I find comfort and joy in the quote. Just knowing that anytime I choose, I can change my life by changing my attitude, brings an easy smile to my face.

So give it a try for yourself. Think about what this quote means.

It doesn’t mean to rush out and try to alter your life, it’s too big a job. Start easy by practicing altering your attitude, either when you’re struggling with a situation or when you’re in a great mood and want to stay there. If someone as brilliant as William James said it, you and I can certainly be open to the possibility it is true.

It may not seem it, but you are in a fantastic place right now if you are reading these words. For if you can now realize that you can alter your life, change your circumstances and create a life you desire, just by “altering your attitude” then your life is about to get a whole lot better.

Thanks for letting me be your wingman today.
Michael

Monday, December 10, 2012

A View from the wing…

I’m happy to share with you this guest blog, written by my wife and wingmate, about finding angels and wingmen in the unlikeliest of places.

Imagining how the US Postal Service even begins to organize, manage and distribute all of its millions of letters, packages and boxes and actually sees to their accurate delivery is for me akin to understanding how airplanes fly. I know there is a science to it, but I figure there must be some divine intervention at play as well. And so, as I made my way to my town’s Post Office with a package for my daughter addressed to some strange sounding place in Kathmandu, Nepal, my confidence level wasn’t high.

At the counter the harried clerk asked me the destination of the package as she gave me the customs form and instructed me on how to fill it out. “What’s in the box?” she queried. I made a mental list: Airborne and Pepto Bismol, shampoo and lotion, probiotics and vitamin D, anything from the drug store that might keep her safe and healthy, there was her favorite childhood storybook in case a sad and lonely night ever surfaced, a pair of earrings, and some games and toys for the children she is working with in an orphanage in Kathmandu. And cards, birthday cards from me and my husband, “I miss you cards” and little love notes. “What’s in the box?” she asked again. “My heart”, I blurted out. The clerk, the harried, busy, overworked, clerk, stopped and peered at me over her glasses. “Is she your only one” she asked, I replied” Well, I have two step- kids as well”. She looked at me squarely. “So she’s your heart.”
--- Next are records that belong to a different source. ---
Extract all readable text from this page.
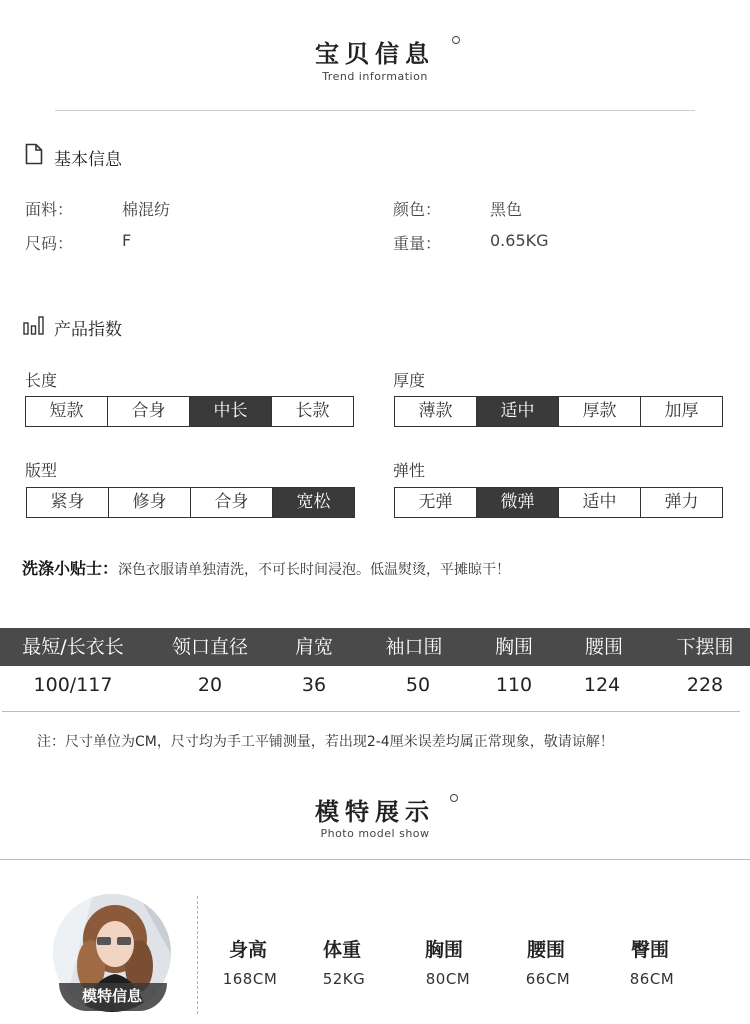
宝贝信息
Trend information
基本信息
面料：	棉混纺	颜色：	黑色
尺码：	F	重量：	0.65KG
产品指数
长度
短款	合身	中长	长款
厚度
薄款	适中	厚款	加厚
版型
紧身	修身	合身	宽松
弹性
无弹	微弹	适中	弹力
洗涤小贴士：深色衣服请单独清洗，不可长时间浸泡。低温熨烫，平摊晾干！
最短/长衣长	领口直径	肩宽	袖口围	胸围	腰围	下摆围
100/117	20	36	50	110	124	228
注：尺寸单位为CM，尺寸均为手工平铺测量，若出现2-4厘米误差均属正常现象，敬请谅解！
模特展示
Photo model show
模特信息
身高
168CM
体重
52KG
胸围
80CM
腰围
66CM
臀围
86CM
This woman behind the counter, this stranger proceeded to tell me how she was an only child, an only daughter and when her mother was sick and dying she stopped everything to care for her round the clock. “I didn’t care about anything else, “she said, “the job, my routine, my life, nothing mattered but being able to care for my mother”. In awe, I replied, “She was so blessed to have you.” She smiled, “I was blessed to have her.”

She took my box then and taped and re-taped the seams, she covered the address so it wouldn’t smear, she marveled at the faraway journey my daughter was on. I asked her, “What are the chances this package will make it to her?” having been made doubtful by my on- line investigation of the Nepalese mail system. “I’d say 85%”, she offered, “but we are going to have faith and believe it will make it”.

So, there is a package out there moving toward a faraway place, held aloft by the USPS, the hands of strangers, airplanes, delivery trucks, and magic and faith. Kind of how we walk through life, how we send our kids out there into the universe. Just like that package, we tape it carefully, insure it fully, track its journey online as far as we can, and then pray. Pray that the box doesn’t break, doesn’t get lost or into the wrong hands. That it makes it to where it is heading, helped along by unlikely angels, who are all around us, even disguised as postal workers at the local post office.